Ahmed Niaz, Mohammadpur, Dhaka
Perhaps nobody relishes seeing the signboards that introduce many institutions named after Begum Khaleda Zia and they all have been done to portray her as an 'extraordinary' leader, but without thinking if such naming was at all fitting for the incumbent PM who, I say without any malice, could hardly evince any leadership acumen to deliver anything exemplary for the well-being of the people, or for that matter of the nation, that people regardless of their race or religion would go remembering her as a worthy PM the nation had ever had after it came into being. If dispassionately judged, apart from her discredited and disgraceful position as of now, she had done nothing remarkable as twice PM of Bangladesh. She left no marks in the political precincts, the only area she could throw herself in because of the death of her husband. She rather destroyed the edifice of redeemed and resuscitated democratic polity in Bangladesh by her and her party's absolute rule ( the elected president of the country was sacked arbitrarily, the nation's parliament, the seat of democracy was practically reduced to BNP-Jamaat's hub for exercising their exclusive rights and privileges, especially for hurling diatribes against the opposition or belittling the latter's proposal so that it would abstain from democratic process and, made its speaker a 'stooge'), vitiated every institution and establishment with naked wholesale politicisation.
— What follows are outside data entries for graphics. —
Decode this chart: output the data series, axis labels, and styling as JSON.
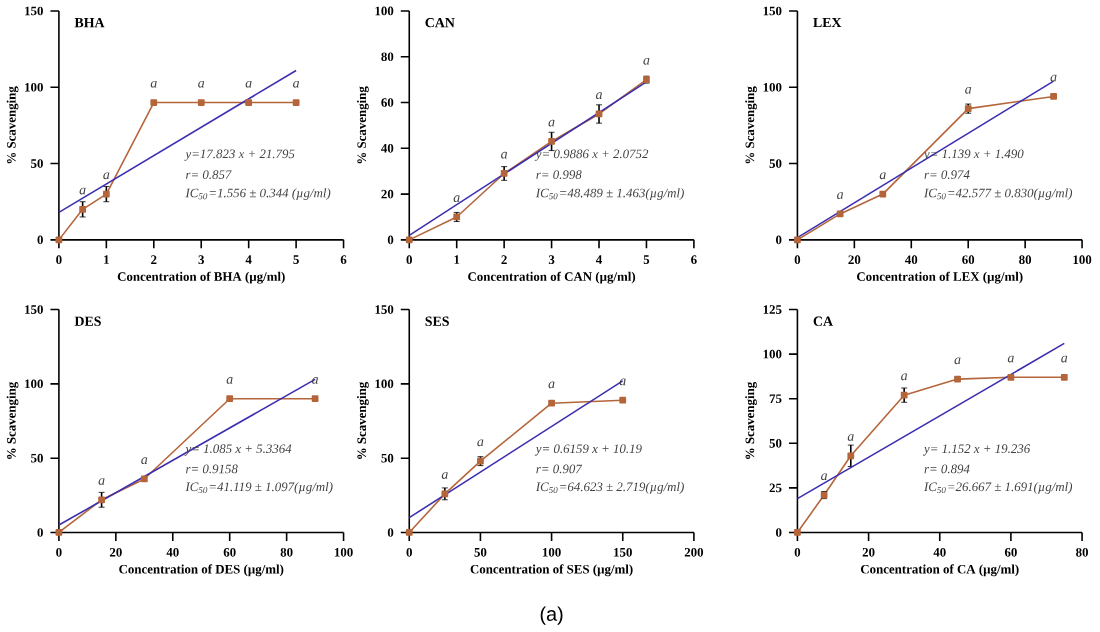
{
  "chart_data": [
    {
      "type": "line",
      "title": "BHA",
      "xlabel": "Concentration of BHA (µg/ml)",
      "ylabel": "% Scavenging",
      "xlim": [
        0,
        6
      ],
      "xticks": [
        0,
        1,
        2,
        3,
        4,
        5,
        6
      ],
      "ylim": [
        0,
        150
      ],
      "yticks": [
        0,
        50,
        100,
        150
      ],
      "series": [
        {
          "type": "line",
          "color": "#b5653a",
          "marker": "square",
          "x": [
            0,
            0.5,
            1,
            2,
            3,
            4,
            5
          ],
          "values": [
            0,
            20,
            30,
            90,
            90,
            90,
            90
          ],
          "errors": [
            0,
            5,
            5,
            1,
            1,
            1,
            1
          ]
        },
        {
          "type": "line",
          "color": "#3b2fb0",
          "marker": "none",
          "x": [
            0,
            5
          ],
          "values": [
            18,
            111
          ]
        }
      ],
      "annotations": [
        "y=17.823 x + 21.795",
        "r= 0.857",
        "IC$_{50}$=1.556 ± 0.344 (µg/ml)",
        {
          "text": "a",
          "x": 0.5,
          "y": 20
        },
        {
          "text": "a",
          "x": 1,
          "y": 30
        },
        {
          "text": "a",
          "x": 2,
          "y": 90
        },
        {
          "text": "a",
          "x": 3,
          "y": 90
        },
        {
          "text": "a",
          "x": 4,
          "y": 90
        },
        {
          "text": "a",
          "x": 5,
          "y": 90
        }
      ]
    },
    {
      "type": "line",
      "title": "CAN",
      "xlabel": "Concentration of  CAN (µg/ml)",
      "ylabel": "% Scavenging",
      "xlim": [
        0,
        6
      ],
      "xticks": [
        0,
        1,
        2,
        3,
        4,
        5,
        6
      ],
      "ylim": [
        0,
        100
      ],
      "yticks": [
        0,
        20,
        40,
        60,
        80,
        100
      ],
      "series": [
        {
          "type": "line",
          "color": "#b5653a",
          "marker": "square",
          "x": [
            0,
            1,
            2,
            3,
            4,
            5
          ],
          "values": [
            0,
            10,
            29,
            43,
            55,
            70
          ],
          "errors": [
            0,
            2,
            3,
            4,
            4,
            1.5
          ]
        },
        {
          "type": "line",
          "color": "#3b2fb0",
          "marker": "none",
          "x": [
            0,
            5
          ],
          "values": [
            2,
            69
          ]
        }
      ],
      "annotations": [
        "y= 0.9886 x + 2.0752",
        "r= 0.998",
        "IC$_{50}$=48.489 ± 1.463(µg/ml)",
        {
          "text": "a",
          "x": 1,
          "y": 10
        },
        {
          "text": "a",
          "x": 2,
          "y": 29
        },
        {
          "text": "a",
          "x": 3,
          "y": 43
        },
        {
          "text": "a",
          "x": 4,
          "y": 55
        },
        {
          "text": "a",
          "x": 5,
          "y": 70
        }
      ]
    },
    {
      "type": "line",
      "title": "LEX",
      "xlabel": "Concentration of  LEX (µg/ml)",
      "ylabel": "% Scavenging",
      "xlim": [
        0,
        100
      ],
      "xticks": [
        0,
        20,
        40,
        60,
        80,
        100
      ],
      "ylim": [
        0,
        150
      ],
      "yticks": [
        0,
        50,
        100,
        150
      ],
      "series": [
        {
          "type": "line",
          "color": "#b5653a",
          "marker": "square",
          "x": [
            0,
            15,
            30,
            60,
            90
          ],
          "values": [
            0,
            17,
            30,
            86,
            94
          ],
          "errors": [
            0,
            1,
            1,
            3,
            1
          ]
        },
        {
          "type": "line",
          "color": "#3b2fb0",
          "marker": "none",
          "x": [
            0,
            90
          ],
          "values": [
            1.5,
            104
          ]
        }
      ],
      "annotations": [
        "y= 1.139 x + 1.490",
        "r= 0.974",
        "IC$_{50}$=42.577 ± 0.830(µg/ml)",
        {
          "text": "a",
          "x": 15,
          "y": 17
        },
        {
          "text": "a",
          "x": 30,
          "y": 30
        },
        {
          "text": "a",
          "x": 60,
          "y": 86
        },
        {
          "text": "a",
          "x": 90,
          "y": 94
        }
      ]
    },
    {
      "type": "line",
      "title": "DES",
      "xlabel": "Concentration of  DES (µg/ml)",
      "ylabel": "% Scavenging",
      "xlim": [
        0,
        100
      ],
      "xticks": [
        0,
        20,
        40,
        60,
        80,
        100
      ],
      "ylim": [
        0,
        150
      ],
      "yticks": [
        0,
        50,
        100,
        150
      ],
      "series": [
        {
          "type": "line",
          "color": "#b5653a",
          "marker": "square",
          "x": [
            0,
            15,
            30,
            60,
            90
          ],
          "values": [
            0,
            22,
            36,
            90,
            90
          ],
          "errors": [
            0,
            5,
            1,
            1,
            1
          ]
        },
        {
          "type": "line",
          "color": "#3b2fb0",
          "marker": "none",
          "x": [
            0,
            90
          ],
          "values": [
            5,
            103
          ]
        }
      ],
      "annotations": [
        "y= 1.085 x + 5.3364",
        "r= 0.9158",
        "IC$_{50}$=41.119 ± 1.097(µg/ml)",
        {
          "text": "a",
          "x": 15,
          "y": 22
        },
        {
          "text": "a",
          "x": 30,
          "y": 36
        },
        {
          "text": "a",
          "x": 60,
          "y": 90
        },
        {
          "text": "a",
          "x": 90,
          "y": 90
        }
      ]
    },
    {
      "type": "line",
      "title": "SES",
      "xlabel": "Concentration of  SES (µg/ml)",
      "ylabel": "% Scavenging",
      "xlim": [
        0,
        200
      ],
      "xticks": [
        0,
        50,
        100,
        150,
        200
      ],
      "ylim": [
        0,
        150
      ],
      "yticks": [
        0,
        50,
        100,
        150
      ],
      "series": [
        {
          "type": "line",
          "color": "#b5653a",
          "marker": "square",
          "x": [
            0,
            25,
            50,
            100,
            150
          ],
          "values": [
            0,
            26,
            48,
            87,
            89
          ],
          "errors": [
            0,
            4,
            3,
            1,
            1
          ]
        },
        {
          "type": "line",
          "color": "#3b2fb0",
          "marker": "none",
          "x": [
            0,
            150
          ],
          "values": [
            10,
            102
          ]
        }
      ],
      "annotations": [
        "y= 0.6159 x + 10.19",
        "r= 0.907",
        "IC$_{50}$=64.623 ± 2.719(µg/ml)",
        "(a)",
        {
          "text": "a",
          "x": 25,
          "y": 26
        },
        {
          "text": "a",
          "x": 50,
          "y": 48
        },
        {
          "text": "a",
          "x": 100,
          "y": 87
        },
        {
          "text": "a",
          "x": 150,
          "y": 89
        }
      ]
    },
    {
      "type": "line",
      "title": "CA",
      "xlabel": "Concentration of CA (µg/ml)",
      "ylabel": "% Scavenging",
      "xlim": [
        0,
        80
      ],
      "xticks": [
        0,
        20,
        40,
        60,
        80
      ],
      "ylim": [
        0,
        125
      ],
      "yticks": [
        0,
        25,
        50,
        75,
        100,
        125
      ],
      "series": [
        {
          "type": "line",
          "color": "#b5653a",
          "marker": "square",
          "x": [
            0,
            7.5,
            15,
            30,
            45,
            60,
            75
          ],
          "values": [
            0,
            21,
            43,
            77,
            86,
            87,
            87
          ],
          "errors": [
            0,
            2,
            6,
            4,
            1,
            1,
            1
          ]
        },
        {
          "type": "line",
          "color": "#3b2fb0",
          "marker": "none",
          "x": [
            0,
            75
          ],
          "values": [
            19,
            106
          ]
        }
      ],
      "annotations": [
        "y= 1.152 x + 19.236",
        "r= 0.894",
        "IC$_{50}$=26.667 ± 1.691(µg/ml)",
        {
          "text": "a",
          "x": 7.5,
          "y": 21
        },
        {
          "text": "a",
          "x": 15,
          "y": 43
        },
        {
          "text": "a",
          "x": 30,
          "y": 77
        },
        {
          "text": "a",
          "x": 45,
          "y": 86
        },
        {
          "text": "a",
          "x": 60,
          "y": 87
        },
        {
          "text": "a",
          "x": 75,
          "y": 87
        }
      ]
    }
  ]
}
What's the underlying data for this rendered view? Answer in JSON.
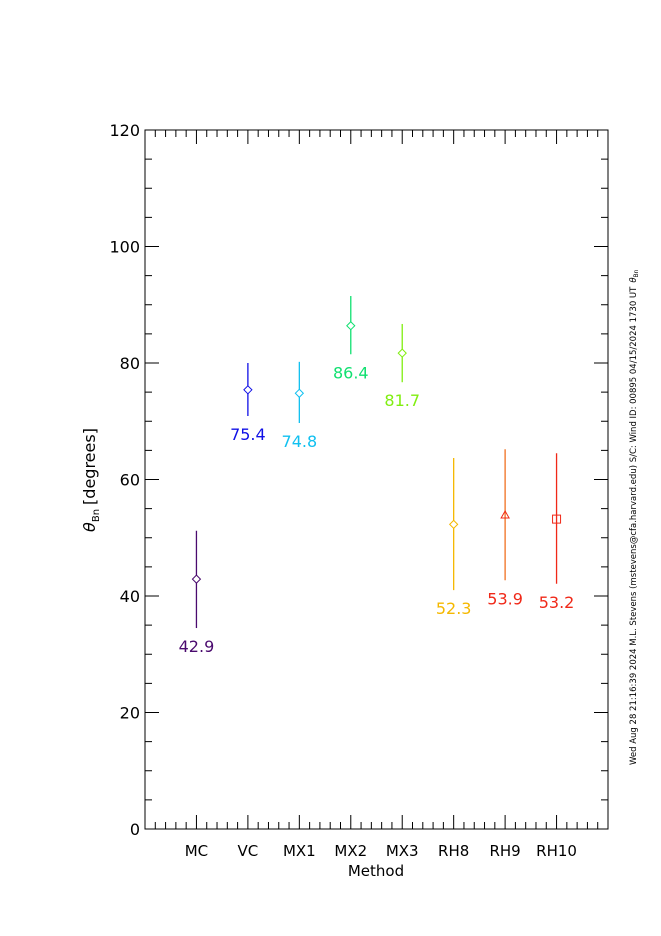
{
  "chart_data": {
    "type": "scatter",
    "title": "",
    "xlabel": "Method",
    "ylabel_symbol": "θ",
    "ylabel_subscript": "Bn",
    "ylabel_units": "[degrees]",
    "ylim": [
      0,
      120
    ],
    "yticks": [
      0,
      20,
      40,
      60,
      80,
      100,
      120
    ],
    "yminor_step": 5,
    "xlim": [
      0,
      9
    ],
    "grid": false,
    "categories": [
      "MC",
      "VC",
      "MX1",
      "MX2",
      "MX3",
      "RH8",
      "RH9",
      "RH10"
    ],
    "points": [
      {
        "method": "MC",
        "value": 42.9,
        "err_low": 34.5,
        "err_high": 51.2,
        "label": "42.9",
        "symbol": "diamond",
        "color": "#4a0a6e",
        "bar_color": "#4a0a6e"
      },
      {
        "method": "VC",
        "value": 75.4,
        "err_low": 70.9,
        "err_high": 80.0,
        "label": "75.4",
        "symbol": "diamond",
        "color": "#1010e6",
        "bar_color": "#1010e6"
      },
      {
        "method": "MX1",
        "value": 74.8,
        "err_low": 69.7,
        "err_high": 80.2,
        "label": "74.8",
        "symbol": "diamond",
        "color": "#10c0f0",
        "bar_color": "#10c0f0"
      },
      {
        "method": "MX2",
        "value": 86.4,
        "err_low": 81.5,
        "err_high": 91.5,
        "label": "86.4",
        "symbol": "diamond",
        "color": "#10e070",
        "bar_color": "#10e070"
      },
      {
        "method": "MX3",
        "value": 81.7,
        "err_low": 76.7,
        "err_high": 86.7,
        "label": "81.7",
        "symbol": "diamond",
        "color": "#80ee10",
        "bar_color": "#80ee10"
      },
      {
        "method": "RH8",
        "value": 52.3,
        "err_low": 41.0,
        "err_high": 63.7,
        "label": "52.3",
        "symbol": "diamond",
        "color": "#f5b800",
        "bar_color": "#f5b800"
      },
      {
        "method": "RH9",
        "value": 53.9,
        "err_low": 42.7,
        "err_high": 65.2,
        "label": "53.9",
        "symbol": "triangle",
        "color": "#f02818",
        "bar_color": "#f07020"
      },
      {
        "method": "RH10",
        "value": 53.2,
        "err_low": 42.1,
        "err_high": 64.5,
        "label": "53.2",
        "symbol": "square",
        "color": "#f02818",
        "bar_color": "#f02818"
      }
    ]
  },
  "side_text": "Wed Aug 28 21:16:39 2024  M.L. Stevens (mstevens@cfa.harvard.edu)  S/C: Wind ID: 00895 04/15/2024  1730 UT",
  "side_symbol": "θ",
  "side_subscript": "Bn"
}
And as you know of the abyss of unbridled and unprecedented corruption the whole administrative apparatus of the country has been let to sink during her last tenure. People felt disgusted at her enduring efforts to bring her two sons, brother(s), sisters, nephews and nieces and their cronies into the sphere of power. Of the hundreds, these are the only four instances of her glaringly bad governance. Begum Zia could easily insult a dead poet by withdrawing the poet's name from the Central Public Library!